(Bloomberg View) — There's an easy way to sum up virtually any debate about tax policy: "You call them loopholes. I call them deductions."
See also: Kleinbard to Congress: The Cows Must Die
Paying for new spending by "closing the loopholes" is a favorite rallying cry of almost everyone. But rarely are those people picturing giving up their own deductions for mortgage interest, employer-sponsored health insurance, dependent children, or retirement accounts. Why, no! Those aren't loopholes. Those are just the basics of a decent middle-class life. Loopholes are the deductions used by other, richer people who can afford crooked lawyers.
The sad fact is, however, that almost all of the money lost to "tax expenditures" goes to you, Mr. or Ms. Middle American. It cannot be otherwise; you have most of the money. Oh, I know it doesn't feel like you have most of the money.

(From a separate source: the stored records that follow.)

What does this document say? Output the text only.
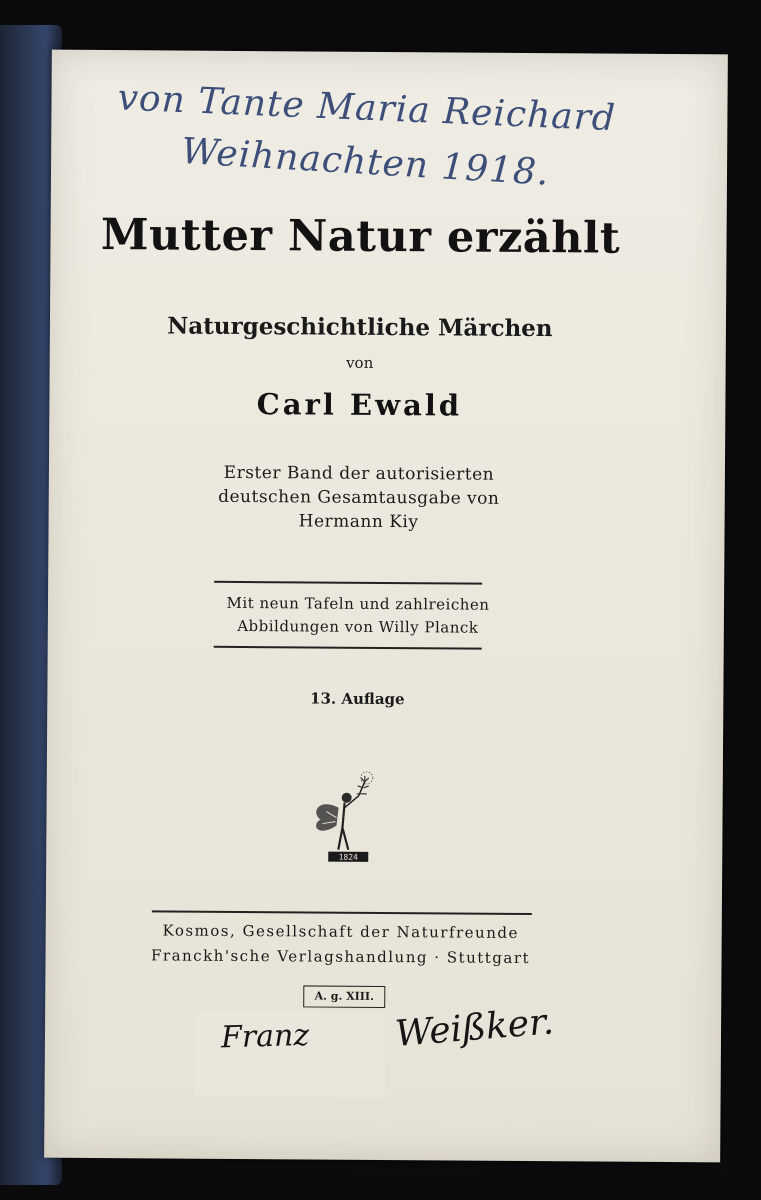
von Tante Maria Reichard
Weihnachten 1918.
Mutter Natur erzählt
Naturgeschichtliche Märchen
von
Carl Ewald
Erster Band der autorisierten
deutschen Gesamtausgabe von
Hermann Kiy
Mit neun Tafeln und zahlreichen
Abbildungen von Willy Planck
13. Auflage
1824
Kosmos, Gesellschaft der Naturfreunde
Franckh'sche Verlagshandlung · Stuttgart
A. g. XIII.
Franz Weißker.
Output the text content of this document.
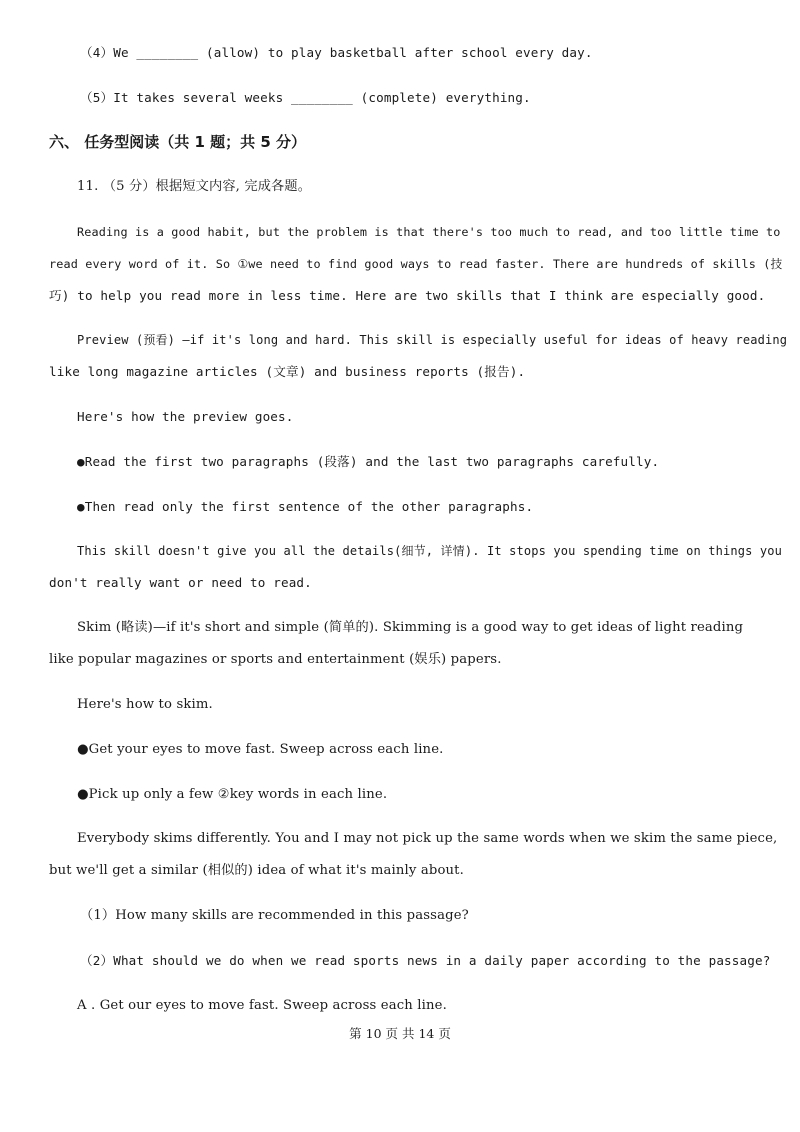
（4）We ________ (allow) to play basketball after school every day.
（5）It takes several weeks ________ (complete) everything.
六、 任务型阅读（共 1 题；共 5 分）
11. （5 分）根据短文内容, 完成各题。
Reading is a good habit, but the problem is that there's too much to read, and too little time to
read every word of it. So ①we need to find good ways to read faster. There are hundreds of skills (技
巧) to help you read more in less time. Here are two skills that I think are especially good.
Preview (预看) —if it's long and hard. This skill is especially useful for ideas of heavy reading
like long magazine articles (文章) and business reports (报告).
Here's how the preview goes.
●Read the first two paragraphs (段落) and the last two paragraphs carefully.
●Then read only the first sentence of the other paragraphs.
This skill doesn't give you all the details(细节, 详情). It stops you spending time on things you
don't really want or need to read.
Skim (略读)—if it's short and simple (简单的). Skimming is a good way to get ideas of light reading
like popular magazines or sports and entertainment (娱乐) papers.
Here's how to skim.
●Get your eyes to move fast. Sweep across each line.
●Pick up only a few ②key words in each line.
Everybody skims differently. You and I may not pick up the same words when we skim the same piece,
but we'll get a similar (相似的) idea of what it's mainly about.
（1）How many skills are recommended in this passage?
（2）What should we do when we read sports news in a daily paper according to the passage?
A . Get our eyes to move fast. Sweep across each line.
第 10 页 共 14 页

Didn't you just read an article saying that the top 1 percent of Americans collect around 20 percent of national income?
Why, yes, you did. But that means the bottom 99 percent have 80 percent of national income. If we confiscated every dollar the top 1 percent made, that still wouldn't quite cover our national expenditures. And it is not actually practical to take all of it, since the normal response to 100 percent tax rates would be to move or to stop making money.
Because you have most of the money, you collect most of the tax breaks. On an individual level, of course, a very rich person gets much more out of our national tax expenditures than an accounts payable manager in Toledo. But collectively, the vast middle is where most of the money goes.
Here is a complete list, with one exception, of all of biggest tax expenditures in 2015.
Tax Expenditure | Cost (in millions) |
Exclusion of employer contributions for insurance | 206,430 |
Special tax rate for capital gains | 85,360 |
Mortgage interest deduction | 69,480 |
Defined-contribution employer pension plans | 68,040 |
Deferral of income from controlled foreign corporations | 64,560 |
Step up basis of capital gains on death | 63,440 |
Deductibility of local taxes | 47,490 |
Defined benefit employer pensions | 44,640 |
Deductibility of charitable contributions | 44,280 |
Partial tax exemption of Social Security benefits | 39780 |
Capital gains exclusion on home sales | 36,930 |
Deduction for property taxes | 33,120 |
Tax free state and local bonds | 31,070 |
Special tax rate for qualified dividends | 26,320 |
Self-employed retirement plans | 25,480 |
Child Tax Credit | 23,900 |
IRAs | 17,240 |
American Opportunity Tax Credit | 15,660 |
Deduction for U.S. production activities | 14,500 |
Tax-free allowances and benefits for armed forces personnel | 13,570 |
Tax-free interest from life insurance savings | 13,100 |
Tax-free workers' compensation benefits | 9,990 |
(Source: Office of Management and Budget ) |
Note what is not on that list: things like "carried interest," "corporate jets," or tax breaks for oil and gas companies. Those are favorite talking points because they sound bad, but they are dwarfed by something like employer-sponsored health and pension benefits.
See also: AEI: Replace group health tax deduction
To be sure, many of these things, like 401(k)s, mortgage interest deductions and self-employed retirement plans disproportionately benefit the affluent, but we're talking about the merely moderately prosperous, not the Scrooge McDucks rolling around in their piles of filthy lucre. If you're reading this article, it's quite likely that you're taking advantage of many of these loopholes, without any help from shady lawyers.